Mme Bastien : Je ne pense pas connaître la réponse à cette question. Cependant, je suggère vivement de faire de fermes recommandations pour que le travail, les études et les rapports réalisés par notre organisme et d'autres soient pris en considération.
L'entente que nous avons signée avec le ministre Prentice n'est qu'un exemple. Il était clair et évident que nous devions déterminer de quelle manière structurer le système de services du deuxième niveau afin d'améliorer nos écoles. Lorsque nous avons terminé le travail, on nous a dit que c'était bien, mais qu'il n'y avait pas d'argent pour cela. Il est utopique de penser que l'on peut améliorer la situation sans investir d'argent frais; c'est tout simplement impossible. Si vous posiez la question à tous les ministères de l'éducation du pays, vous obtiendriez la même réponse; on ne peut pas embaucher quand on n'a pas d'argent.
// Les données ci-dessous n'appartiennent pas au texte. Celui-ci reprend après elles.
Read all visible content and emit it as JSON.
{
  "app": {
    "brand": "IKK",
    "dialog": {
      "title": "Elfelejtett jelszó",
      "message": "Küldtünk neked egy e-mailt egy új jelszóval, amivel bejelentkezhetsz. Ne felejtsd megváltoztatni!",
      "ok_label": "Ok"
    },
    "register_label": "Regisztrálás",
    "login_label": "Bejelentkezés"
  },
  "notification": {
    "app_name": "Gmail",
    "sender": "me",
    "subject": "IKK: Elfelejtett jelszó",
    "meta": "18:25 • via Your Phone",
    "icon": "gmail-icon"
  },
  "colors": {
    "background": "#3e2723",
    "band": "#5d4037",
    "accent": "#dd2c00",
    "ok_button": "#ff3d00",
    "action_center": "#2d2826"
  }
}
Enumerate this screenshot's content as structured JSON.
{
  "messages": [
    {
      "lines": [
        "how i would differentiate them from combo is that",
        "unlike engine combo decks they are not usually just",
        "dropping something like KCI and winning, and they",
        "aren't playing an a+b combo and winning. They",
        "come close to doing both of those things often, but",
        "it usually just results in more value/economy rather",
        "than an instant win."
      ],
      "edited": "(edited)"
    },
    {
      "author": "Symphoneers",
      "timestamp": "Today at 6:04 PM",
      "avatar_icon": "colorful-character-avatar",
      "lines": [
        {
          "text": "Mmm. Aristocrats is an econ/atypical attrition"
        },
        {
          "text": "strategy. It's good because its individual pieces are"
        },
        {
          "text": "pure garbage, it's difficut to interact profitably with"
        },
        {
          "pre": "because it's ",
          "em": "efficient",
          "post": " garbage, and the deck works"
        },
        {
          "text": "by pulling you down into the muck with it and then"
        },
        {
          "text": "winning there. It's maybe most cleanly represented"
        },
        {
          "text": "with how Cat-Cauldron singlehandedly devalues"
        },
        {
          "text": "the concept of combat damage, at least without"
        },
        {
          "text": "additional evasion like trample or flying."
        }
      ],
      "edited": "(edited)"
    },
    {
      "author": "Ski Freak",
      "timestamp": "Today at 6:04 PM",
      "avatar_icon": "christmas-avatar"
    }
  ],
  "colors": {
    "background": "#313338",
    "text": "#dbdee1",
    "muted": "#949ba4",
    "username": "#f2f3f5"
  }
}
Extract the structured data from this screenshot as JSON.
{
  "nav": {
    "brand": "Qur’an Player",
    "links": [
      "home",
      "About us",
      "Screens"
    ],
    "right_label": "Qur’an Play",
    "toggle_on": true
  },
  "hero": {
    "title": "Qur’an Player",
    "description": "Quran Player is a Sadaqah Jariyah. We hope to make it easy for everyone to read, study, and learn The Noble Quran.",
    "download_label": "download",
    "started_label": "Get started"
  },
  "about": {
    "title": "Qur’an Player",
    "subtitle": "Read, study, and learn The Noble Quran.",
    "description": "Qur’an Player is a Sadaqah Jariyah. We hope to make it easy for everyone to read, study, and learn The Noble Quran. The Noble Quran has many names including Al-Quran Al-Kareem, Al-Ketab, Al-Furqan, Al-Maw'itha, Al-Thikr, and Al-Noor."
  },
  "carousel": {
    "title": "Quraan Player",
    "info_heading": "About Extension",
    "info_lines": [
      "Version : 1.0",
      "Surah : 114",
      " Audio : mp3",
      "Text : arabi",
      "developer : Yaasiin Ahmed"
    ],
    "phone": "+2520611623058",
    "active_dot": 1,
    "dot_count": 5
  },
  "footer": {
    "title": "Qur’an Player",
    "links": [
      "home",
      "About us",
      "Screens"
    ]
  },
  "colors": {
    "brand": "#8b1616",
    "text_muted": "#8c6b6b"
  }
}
Le sénateur Dyck : La structure que vous proposez est-elle décrite dans l'un des rapports que vous teniez à bout de bras?
Mme Bastien : Oui.
Le sénateur Dyck : Et quel est le titre de ce rapport, pour que nous puissions tous savoir duquel il s'agit?
Mme Bastien : Il s'agit du Plan quinquennal visant à renforcer un système d'éducation des Premières nations par la mise en place de services essentiels au soutien des communautés membres. Voici le rapport.
Le sénateur Dyck : Merci. Puisque le comité se concentre essentiellement sur l'éducation primaire et secondaire, en ce qui concerne le profil démographique des Premières nations, qu'en est-il du financement? De plus en plus d'enfants sont en âge d'aller à l'école primaire ou secondaire, et je me demande quelle est l'incidence sur le financement.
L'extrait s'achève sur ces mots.